Umut etmiyoruz, inanmıyoruz
buna, bu şeklinde olduğunu biliyorsunuz. Bu seviyede senkronizasyon çalışıyor.
Düşündüğünüz anda olasılıklar oluşmaya başlıyor: insanlar geliyor, bir şeyler
çözümleniyor. Her şey doğal şeklinde, zorlanmadan gerçekleşiyor.
Yasanın sürekli
çalışılması için tek bir şart var: sürekli akışta olmak.
Keyifli anı
yakalamak, sahip olduğumuz imkanlara şükran duymak…
Elleri ile
çamaşır yıkamak zorunda olduğunuzu anı hatırlayın ve bir anda çamaşır makinesi
sizin alanınıza geldi. Süreç ne kadar kolaylaştığını ve başka bir şey yapabilme
zamanı ortaya çıktı. Tatmin olma ve şükran duygusu hatırlayın, bu kilit noktasıdır.
Eğer bu hissiyatı
kaybediyorsanız tekrardan bu duygu durumuna yükselebilmek için size ait has
mekanizma bulun.
İkinci seviyede
tüm algı merkezleri devreye almayı öğrendik, ama burada yaratımda artık
ustalaştık, hissiyata güvenmeyi ve isteği netleştirmeyi öğrendik. Aslında olmak
istediğimiz gerçekliği ile hizalanıyoruz ve neye ihtiyacımız olduğunu orada
olabilmek için görebiliyoruz.
Belki
davranışlarımıza, düşüncelerimize ufak değişiklikleri katarak eyleme geçmemiz
gerekiyor, ama odak noktası her zaman hedefte olmalı.
Peki, Çekim
yasası hangi durumda çalışmıyor?
Sadece üç tane
neden var Çekim yasası çalışmadığını yada onun çalışması yavaşladığını:
1.
Kendine
karşı sevgi eksikliği
Kendine karşı sevgi resmen altın anahtar her şeyin çalışabilmesi için. İlk
aşkın verdiği uçma hissiyatı gibi, seçtiğiniz kişiyi seviyoruz ve onun
eksikleri, hataları görmüyoruz. Çekim yasasının çalışması için kendimize karşı
aynı bu şeklinde yaklaşım olmalı – kendinden keyif almak, beğenmek, yaptıkları
ile tatmin olmak.
Kendimizi reddettiğimiz, başkası ile kıyasladığımız, ihtiyaçlarımızı
karşılıksız bıraktığımız, hak etmediğimiz anları yakalamak gerekiyor. Kendine
karşı sevgi – diğer tüm inşa edeceğimiz binanın temelidir.
2.
Büyük
miktarda kısıtlayıcı inançlara sahip olmak.

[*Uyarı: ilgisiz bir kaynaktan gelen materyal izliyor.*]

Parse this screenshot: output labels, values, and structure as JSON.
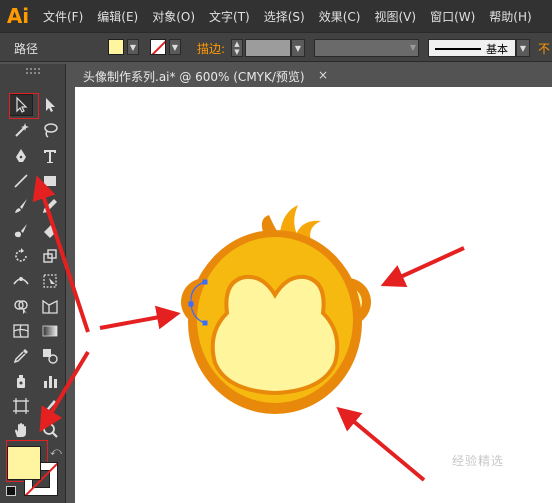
{
  "app": {
    "logo": "Ai"
  },
  "menu": {
    "items": [
      "文件(F)",
      "编辑(E)",
      "对象(O)",
      "文字(T)",
      "选择(S)",
      "效果(C)",
      "视图(V)",
      "窗口(W)",
      "帮助(H)"
    ]
  },
  "control_bar": {
    "selection_label": "路径",
    "stroke_label": "描边:",
    "brush_label": "基本",
    "opacity_label": "不",
    "fill_color": "#fff5a0",
    "stroke_color": "none"
  },
  "document": {
    "tab_title": "头像制作系列.ai* @ 600% (CMYK/预览)",
    "close_glyph": "×"
  },
  "tools": {
    "items": [
      "selection-tool",
      "direct-selection-tool",
      "magic-wand-tool",
      "lasso-tool",
      "pen-tool",
      "type-tool",
      "line-tool",
      "rectangle-tool",
      "paintbrush-tool",
      "pencil-tool",
      "blob-brush-tool",
      "eraser-tool",
      "rotate-tool",
      "scale-tool",
      "width-tool",
      "free-transform-tool",
      "shape-builder-tool",
      "perspective-grid-tool",
      "mesh-tool",
      "gradient-tool",
      "eyedropper-tool",
      "blend-tool",
      "symbol-sprayer-tool",
      "column-graph-tool",
      "artboard-tool",
      "slice-tool",
      "hand-tool",
      "zoom-tool"
    ]
  },
  "colors": {
    "fill": "#fff5a0",
    "monkey_outer": "#e8890c",
    "monkey_body": "#f6b90f",
    "monkey_face": "#fff59c",
    "arrow_red": "#e52020",
    "accent_orange": "#ff9a00"
  },
  "watermark": "经验精选"
}
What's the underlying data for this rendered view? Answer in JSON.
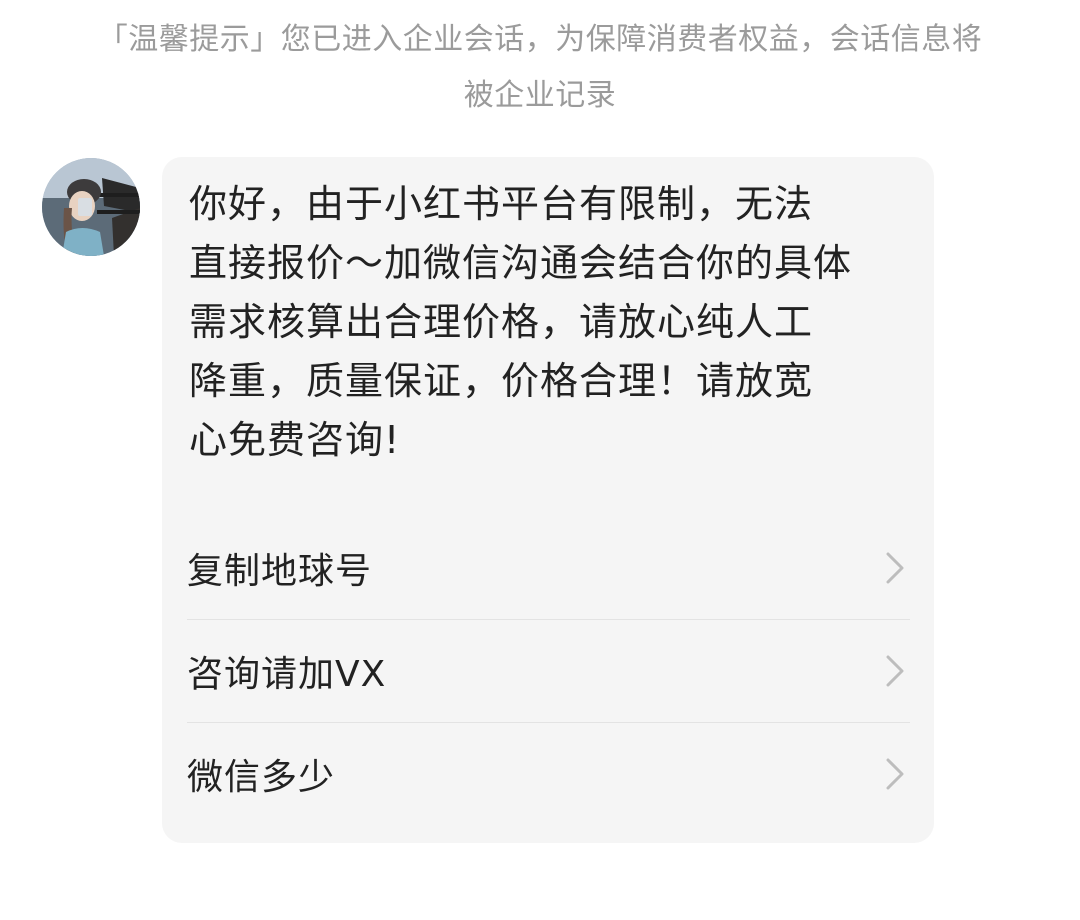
{
  "notice": {
    "line1": "「温馨提示」您已进入企业会话，为保障消费者权益，会话信息将",
    "line2": "被企业记录"
  },
  "message": {
    "lines": [
      "你好，由于小红书平台有限制，无法",
      "直接报价～加微信沟通会结合你的具体",
      "需求核算出合理价格，请放心纯人工",
      "降重，质量保证，价格合理！请放宽",
      "心免费咨询!"
    ]
  },
  "menu": {
    "items": [
      {
        "label": "复制地球号",
        "icon": "chevron-right-icon"
      },
      {
        "label": "咨询请加VX",
        "icon": "chevron-right-icon"
      },
      {
        "label": "微信多少",
        "icon": "chevron-right-icon"
      }
    ]
  },
  "colors": {
    "notice_text": "#9b9b9b",
    "bubble_bg": "#f5f5f5",
    "text": "#222222",
    "divider": "#e3e3e3",
    "chevron": "#bdbdbd"
  }
}
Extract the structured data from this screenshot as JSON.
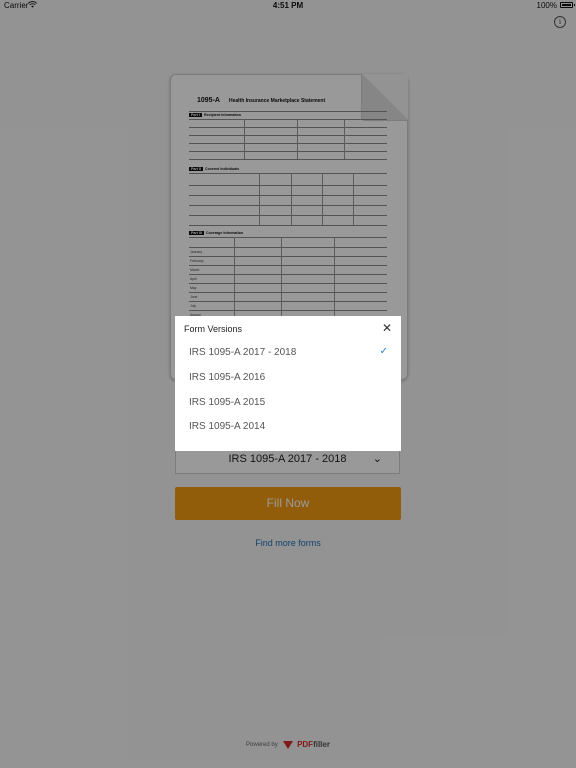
{
  "status_bar": {
    "carrier": "Carrier",
    "time": "4:51 PM",
    "battery": "100%"
  },
  "form_preview": {
    "form_number": "1095-A",
    "form_title": "Health Insurance Marketplace Statement",
    "part_1": "Part I",
    "part_1_title": "Recipient Information",
    "part_2": "Part II",
    "part_2_title": "Covered Individuals",
    "part_3": "Part III",
    "part_3_title": "Coverage Information",
    "months": [
      "January",
      "February",
      "March",
      "April",
      "May",
      "June",
      "July",
      "August"
    ]
  },
  "selector": {
    "value": "IRS 1095-A 2017 - 2018"
  },
  "fill_button": "Fill Now",
  "find_more": "Find more forms",
  "powered_by": "Powered by",
  "brand_pdf": "PDF",
  "brand_filler": "filler",
  "modal": {
    "title": "Form Versions",
    "options": [
      {
        "label": "IRS 1095-A 2017 - 2018",
        "selected": true
      },
      {
        "label": "IRS 1095-A 2016",
        "selected": false
      },
      {
        "label": "IRS 1095-A 2015",
        "selected": false
      },
      {
        "label": "IRS 1095-A 2014",
        "selected": false
      }
    ]
  },
  "colors": {
    "accent": "#f39c12",
    "link": "#1e6fb8",
    "check": "#2a7fd4",
    "brand": "#d62b2b"
  }
}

Eğer hayatımızı yüksek katlı binaya benzetirsek, an altta bodrum katı var.
Ve bu katta eski, kısıtlayıcı inançların biriktiği yer.
Yukarıya yükseliyor olabiliriz, ancak bu bodrum katı temizlemediğimiz
sürece tekrar ve tekrar buraya dönmek zorunda kalıyoruz. Bu inançları
temizlediğimizde artık inecek amaç kalmayacak ve eski düşünce kalıplara dönüş
yaşamayacağız. Böylece Çekin yasası kendi gücü göstermeye başlar.
3.
Enerjetik
alanında bloklar.
Eğer
alt çakralarımızda bir dengesizlik varsa, beden niyet ettiğimiz yaratımı gerçekleştirecek
enerjisi geçiremez. Birinci çakra tam da bunun sorumluluğu üstleniyor:
hayallerimizin fiziksel boyutunu oluşturmak. Bu çakrada aile ve soy ile ilgili
inançlar saklı ve onların arasında bir düzen oluşturmak gerekiyor. Aynı zamanda
tepe çakramızdan bedenimize giren enerji akışı tüm çakralardan rahat geçmeli.
Umut ediyorum ki,
şimdi Çekim yasası neden tam istediğimiz gibi çalışmadı daha net anlaşılıyor.
Çekim yasası ile muazzam ilişkilileri kurmanızı ve hayatınıza olan üstü
değişimleri çekmenizi tüm kalbimle diliyorum.